Pertama, dilingkungan internal ummat sendiri. Tanpa mengurangi rasa hormat kita kepada wartawan senior Mathioas Pandoe di Teras Minggu 12 November 2006 di bawah judul : Ustadz "Disambar Petir" Tersenyum Saja. Tulisan yang cukup argumentatif tersebut kelihatan memiliki pesan baik, namun ketika wacana ini diungkap dengan aroma bahasa sinis dan kurang bersahabat menimbulkan seolah-olahnya semua ustadnya hanya orang-orang yang hanya bisa bicara, atau mungkin bisa lebih keras dari itu, ustad hadir memberikan pencerahan kepada ummat selalu dengan dasar amplop (uang). Penyederhanaan dan generalisasi yang dibawakan tulisan ini sunguh tidak arif dan melukai perasaan banyak orang. Kita yakin, fenomena seperti itu jelas ada, namun tentu tidak patut rasanya jika dipukul rata. Bisakah kita membayangkan nilai selembar uang puluhan ribu dengan nilai kebaikan yang disuarakan sang ustad. Pernahkah kita pertimbangkan dinginnya udara malam yang harus ditembus sang ustadz - banyak sekali dengan kendaraan roda dua - untuk mendatangi jamaah, lalu disana is diberi sekedar beli bensin. Patut pula dipertimbangkan adilkah rasanya jika orang hanya harus selalu dituntut tanggung jawab, tanpa harus memberikan haknya. Tidak untuk berapalogi, penulis rasanya sangat hormat bahwa masih banyak ulama, buya, ustadz dan guru-guru agama yang ikhlas, tidak terpengaruh dengan amplop (uang) namun gerakan dakwahnya tetap bersemangat.
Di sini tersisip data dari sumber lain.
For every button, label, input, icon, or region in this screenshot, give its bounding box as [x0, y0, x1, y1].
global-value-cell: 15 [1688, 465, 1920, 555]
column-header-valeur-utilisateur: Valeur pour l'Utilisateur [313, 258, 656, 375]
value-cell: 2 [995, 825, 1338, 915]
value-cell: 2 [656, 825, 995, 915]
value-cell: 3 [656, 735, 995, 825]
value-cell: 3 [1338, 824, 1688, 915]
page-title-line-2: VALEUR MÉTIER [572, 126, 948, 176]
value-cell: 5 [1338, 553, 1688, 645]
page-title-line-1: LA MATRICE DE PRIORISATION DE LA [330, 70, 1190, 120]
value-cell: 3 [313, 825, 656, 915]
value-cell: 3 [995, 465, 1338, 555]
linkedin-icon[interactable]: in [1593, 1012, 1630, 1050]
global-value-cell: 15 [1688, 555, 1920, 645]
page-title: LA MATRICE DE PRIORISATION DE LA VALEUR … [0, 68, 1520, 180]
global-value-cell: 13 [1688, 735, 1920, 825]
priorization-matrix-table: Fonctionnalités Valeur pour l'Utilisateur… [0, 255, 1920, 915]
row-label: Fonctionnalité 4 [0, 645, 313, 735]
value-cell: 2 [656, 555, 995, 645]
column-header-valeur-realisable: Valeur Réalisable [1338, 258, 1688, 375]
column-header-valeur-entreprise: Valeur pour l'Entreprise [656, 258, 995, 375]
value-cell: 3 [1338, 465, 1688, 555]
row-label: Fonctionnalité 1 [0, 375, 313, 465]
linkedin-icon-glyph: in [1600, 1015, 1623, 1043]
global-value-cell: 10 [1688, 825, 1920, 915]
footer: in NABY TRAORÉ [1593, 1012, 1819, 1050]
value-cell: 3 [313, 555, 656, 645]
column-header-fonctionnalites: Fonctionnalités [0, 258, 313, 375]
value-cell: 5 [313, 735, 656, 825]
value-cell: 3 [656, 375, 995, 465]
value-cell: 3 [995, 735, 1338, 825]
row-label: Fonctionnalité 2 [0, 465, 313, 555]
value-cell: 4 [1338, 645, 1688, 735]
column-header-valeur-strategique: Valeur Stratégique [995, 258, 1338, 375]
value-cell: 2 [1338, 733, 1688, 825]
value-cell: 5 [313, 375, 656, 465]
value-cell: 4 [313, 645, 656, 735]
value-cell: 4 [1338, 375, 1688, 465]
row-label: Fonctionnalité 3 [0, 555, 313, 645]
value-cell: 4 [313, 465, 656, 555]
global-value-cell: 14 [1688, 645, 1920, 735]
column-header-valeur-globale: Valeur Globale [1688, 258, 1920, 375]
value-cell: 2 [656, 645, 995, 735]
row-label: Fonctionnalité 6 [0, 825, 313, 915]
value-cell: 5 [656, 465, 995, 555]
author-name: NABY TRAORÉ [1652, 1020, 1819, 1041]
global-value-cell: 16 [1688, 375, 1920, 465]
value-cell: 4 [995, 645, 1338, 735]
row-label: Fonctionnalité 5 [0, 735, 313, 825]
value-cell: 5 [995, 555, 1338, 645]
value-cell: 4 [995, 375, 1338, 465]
Akan sangat arif rasanya, ketika ummat Islam masih terbelenggu menghadapi masalah besar, seperti kemiskinan, keterbelakangan, kebodohan dan belum kuatnya akar keislaman pada individu, kelompok dan elemen pemimpinnya, para pemuka dan pejuang agama memperkuat mental kemandirian, mental memiliki rasa tanggung jawab. Kritik internal memang harus disuarakan, tetapi tentu dengan tidak melukai rasa keadilan dan dengan sentuhan arif dan bijaksana.
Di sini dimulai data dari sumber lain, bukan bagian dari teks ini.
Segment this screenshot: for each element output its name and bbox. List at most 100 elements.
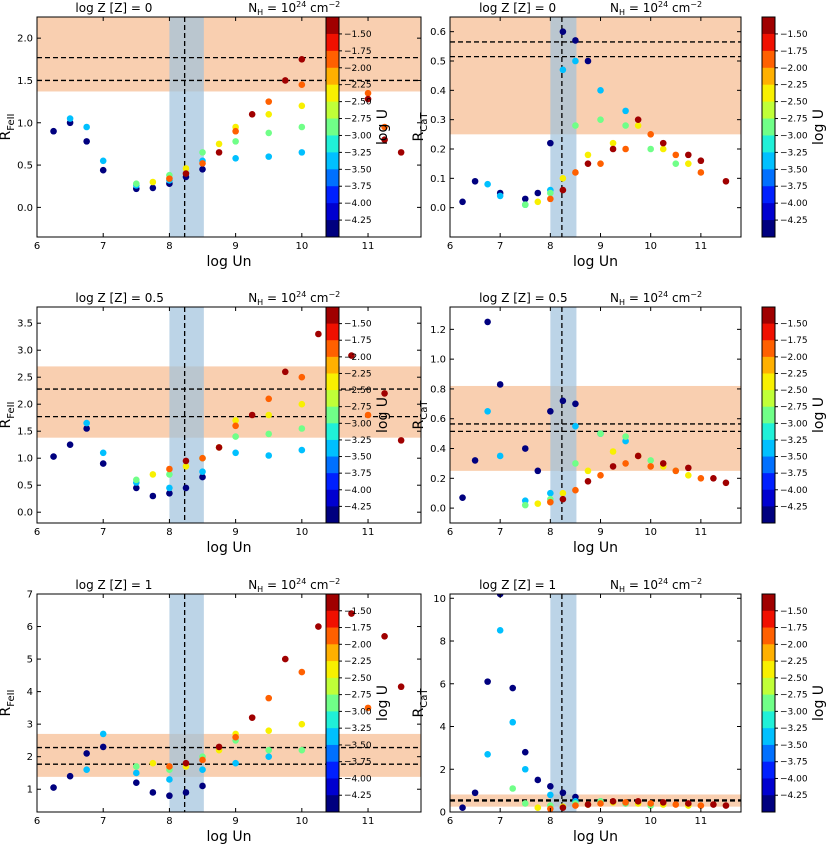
colorbar-tick-label: −1.50 — [780, 30, 808, 40]
point-s0-1 — [471, 789, 479, 797]
point-s3-2 — [215, 140, 223, 148]
colorbar-tick-label: −2.25 — [780, 369, 808, 379]
point-s1-4 — [199, 766, 206, 774]
point-s5-1 — [584, 477, 592, 485]
point-s0-6 — [559, 28, 567, 35]
point-s1-1 — [496, 627, 504, 634]
colorbar-segment — [762, 220, 775, 238]
xtick-label: 9 — [597, 816, 603, 827]
colorbar-4: −1.50 −1.75 −2.00 −2.25 −2.50 −2.75 −3.00 −3.25… — [325, 593, 391, 813]
point-s2-1 — [521, 800, 529, 807]
point-s0-4 — [133, 484, 140, 492]
point-s5-4 — [315, 623, 322, 630]
colorbar-tick-label: −2.50 — [780, 674, 808, 684]
panel-d: 6 7 8 9 10 11 0.0 0.2 0.4 0.6 0.8 1.0 1.2 log Z [Z] =… — [411, 290, 742, 556]
point-s0-5 — [149, 492, 157, 500]
point-s4-3 — [265, 395, 273, 403]
colorbar-tick-label: −4.25 — [780, 502, 808, 512]
colorbar-frame — [325, 593, 340, 813]
axes-frame — [449, 593, 742, 813]
point-s2-3 — [597, 116, 604, 123]
point-s4-4 — [647, 463, 654, 470]
point-s3-3 — [232, 417, 239, 424]
point-s4-2 — [597, 160, 604, 167]
point-s3-4 — [265, 111, 273, 118]
point-s5-3 — [281, 368, 289, 376]
blue-band — [550, 307, 577, 523]
ytick-label: 2 — [27, 752, 33, 763]
colorbar-segment — [326, 795, 339, 813]
title-right: NH = 1024 cm−2 — [610, 290, 702, 307]
axes-frame — [36, 593, 422, 813]
ytick-label: 0.0 — [430, 504, 446, 515]
plot-area — [450, 307, 741, 523]
point-s3-0 — [534, 500, 542, 507]
colorbar-tick-label: −2.50 — [344, 98, 372, 108]
ytick-label: 3.0 — [17, 346, 33, 357]
colorbar-segment — [326, 118, 339, 136]
point-s0-5 — [149, 184, 157, 192]
colorbar-tick-label: −2.75 — [780, 115, 808, 125]
colorbar-segment — [326, 67, 339, 86]
colorbar-segment — [762, 50, 775, 69]
xtick-label: 11 — [694, 816, 707, 827]
colorbar-segment — [326, 323, 339, 341]
colorbar-tick-label: −4.25 — [344, 502, 372, 512]
xtick-label: 6 — [447, 241, 453, 252]
y-axis-label: RFeII — [0, 402, 17, 429]
xtick-label: 10 — [644, 816, 657, 827]
ytick-label: 1.0 — [430, 355, 446, 366]
colorbar-segment — [762, 661, 775, 679]
axes-frame — [449, 306, 742, 524]
title-left: log Z [Z] = 0.5 — [479, 291, 567, 305]
point-s4-6 — [364, 704, 372, 712]
ytick-label: 0.4 — [430, 444, 446, 455]
xtick-label: 9 — [232, 816, 238, 827]
point-s2-4 — [622, 122, 629, 129]
orange-band — [450, 17, 741, 135]
point-s4-0 — [166, 465, 173, 473]
point-s4-0 — [547, 195, 554, 203]
colorbar-segment — [326, 406, 339, 424]
point-s1-4 — [547, 791, 554, 799]
point-s4-3 — [265, 694, 273, 702]
point-s2-5 — [647, 457, 654, 464]
point-s5-6 — [710, 475, 717, 482]
colorbar-segment — [326, 50, 339, 69]
colorbar-tick-label: −1.50 — [344, 320, 372, 330]
point-s1-2 — [509, 718, 517, 726]
colorbar-segment — [762, 506, 775, 524]
point-s5-2 — [248, 111, 256, 118]
point-s1-0 — [66, 115, 74, 122]
point-s2-5 — [298, 123, 306, 131]
ytick-label: 4 — [440, 722, 446, 733]
point-s5-7 — [722, 802, 730, 809]
colorbar-segment — [762, 778, 775, 796]
colorbar-tick-label: −2.25 — [780, 657, 808, 667]
ytick-label: 1.0 — [17, 454, 33, 465]
x-axis-label: log Un — [573, 540, 618, 556]
colorbar-tick-label: −4.00 — [344, 486, 372, 496]
colorbar-segment — [762, 728, 775, 746]
orange-band — [37, 17, 421, 92]
point-s4-6 — [364, 411, 372, 419]
point-s5-2 — [248, 411, 256, 419]
colorbar-tick-label: −1.75 — [780, 47, 808, 57]
colorbar-segment — [762, 406, 775, 424]
colorbar-segment — [762, 677, 775, 696]
point-s3-3 — [609, 448, 617, 455]
title-left: log Z [Z] = 1 — [479, 578, 556, 592]
point-s0-2 — [484, 678, 491, 685]
xtick-label: 8 — [547, 527, 553, 538]
point-s4-1 — [199, 160, 206, 167]
colorbar-tick-label: −1.75 — [344, 336, 372, 346]
point-s4-3 — [265, 98, 273, 105]
xtick-label: 10 — [295, 241, 308, 252]
point-s0-1 — [66, 772, 74, 780]
point-s3-5 — [298, 720, 306, 728]
point-s5-3 — [634, 452, 642, 460]
colorbar-segment — [762, 373, 775, 391]
colorbar-segment — [326, 744, 339, 763]
colorbar-segment — [326, 677, 339, 696]
colorbar-tick-label: −2.75 — [344, 691, 372, 701]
Kedua, wacana eksternal. Demo anti dan pro kedatangan Presiden Bush ke Indonesia, yang dilakukan oleh ummat Islam, juga fenomena yang tidak mudah untuk dijelaskan, kalau tidak bisa dikatakan sebagai bentuk prilaku dari mental orang terkepung. Protes kedatangan Bush sah dan boleh-boleh saja, namun perlu dipertanyakan lebih dalam apa sumbangan kegiatan ini bagi kemajuan Islam. Alih-alih ini bisa menampah kuatnya noda hitam yang dilekatkan oleh musuh Islam terhadap citra agama suci ini. Begitu juga halnya dengan yang mendukung kedatangan Bush, tidak pula bisa diketahui apalasan pentingnya. Tidak terlalu sulit membuktikan bahwa ini jelas demo pesanan, yang memang di negeri ini segalanya bisa dipesan. Nauzubillahi minzalik.
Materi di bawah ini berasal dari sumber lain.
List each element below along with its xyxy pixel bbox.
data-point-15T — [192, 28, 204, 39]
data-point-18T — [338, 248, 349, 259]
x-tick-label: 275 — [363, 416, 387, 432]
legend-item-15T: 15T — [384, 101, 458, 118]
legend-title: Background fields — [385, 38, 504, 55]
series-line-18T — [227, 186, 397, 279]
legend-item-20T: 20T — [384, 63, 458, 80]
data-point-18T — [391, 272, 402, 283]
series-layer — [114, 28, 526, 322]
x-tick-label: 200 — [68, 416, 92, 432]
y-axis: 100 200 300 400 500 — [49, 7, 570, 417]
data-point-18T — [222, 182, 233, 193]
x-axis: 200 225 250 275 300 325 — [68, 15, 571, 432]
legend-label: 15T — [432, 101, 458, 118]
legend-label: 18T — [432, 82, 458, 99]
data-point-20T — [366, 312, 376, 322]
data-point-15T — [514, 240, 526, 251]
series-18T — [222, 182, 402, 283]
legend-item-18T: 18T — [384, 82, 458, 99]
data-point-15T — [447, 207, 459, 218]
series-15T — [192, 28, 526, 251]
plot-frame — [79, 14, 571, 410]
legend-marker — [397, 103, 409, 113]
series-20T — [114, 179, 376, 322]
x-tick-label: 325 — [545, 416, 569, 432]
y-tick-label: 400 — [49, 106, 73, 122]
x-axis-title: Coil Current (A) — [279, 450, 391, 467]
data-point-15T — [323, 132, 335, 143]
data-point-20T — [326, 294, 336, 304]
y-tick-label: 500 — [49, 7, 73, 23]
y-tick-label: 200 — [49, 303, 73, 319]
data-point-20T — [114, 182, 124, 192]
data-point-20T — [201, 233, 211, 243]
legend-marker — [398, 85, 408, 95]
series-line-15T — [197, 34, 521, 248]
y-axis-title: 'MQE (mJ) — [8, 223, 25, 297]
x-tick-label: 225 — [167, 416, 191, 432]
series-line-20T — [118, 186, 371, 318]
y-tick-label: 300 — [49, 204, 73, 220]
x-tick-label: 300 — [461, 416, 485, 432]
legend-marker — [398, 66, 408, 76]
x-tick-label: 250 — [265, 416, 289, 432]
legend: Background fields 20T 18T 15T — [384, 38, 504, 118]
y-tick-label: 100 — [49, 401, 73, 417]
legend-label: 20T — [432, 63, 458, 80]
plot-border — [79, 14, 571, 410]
Sikap tidak mendukung dan berupaya menolak dengan cara cerdas dan bermartabat sesungguhnya dapat dilakukan oleh elemen ummat melalui intitusiintitusi resmi, yang mayoritasnya toh juga diisi oleh ummat Islam. Elit ummat di pusat kekuasaan seyogyanya lebih pro aktif lagi memerankan diri sebagainpemimpin yang menangkap denyut nadi dan jiwa ummatnya. Sungguh kerugian dan nasib malang yang akan menimpa pemimpin yang mengatasnamakan ummat tapi tidak mampu berbuat untuk ummat.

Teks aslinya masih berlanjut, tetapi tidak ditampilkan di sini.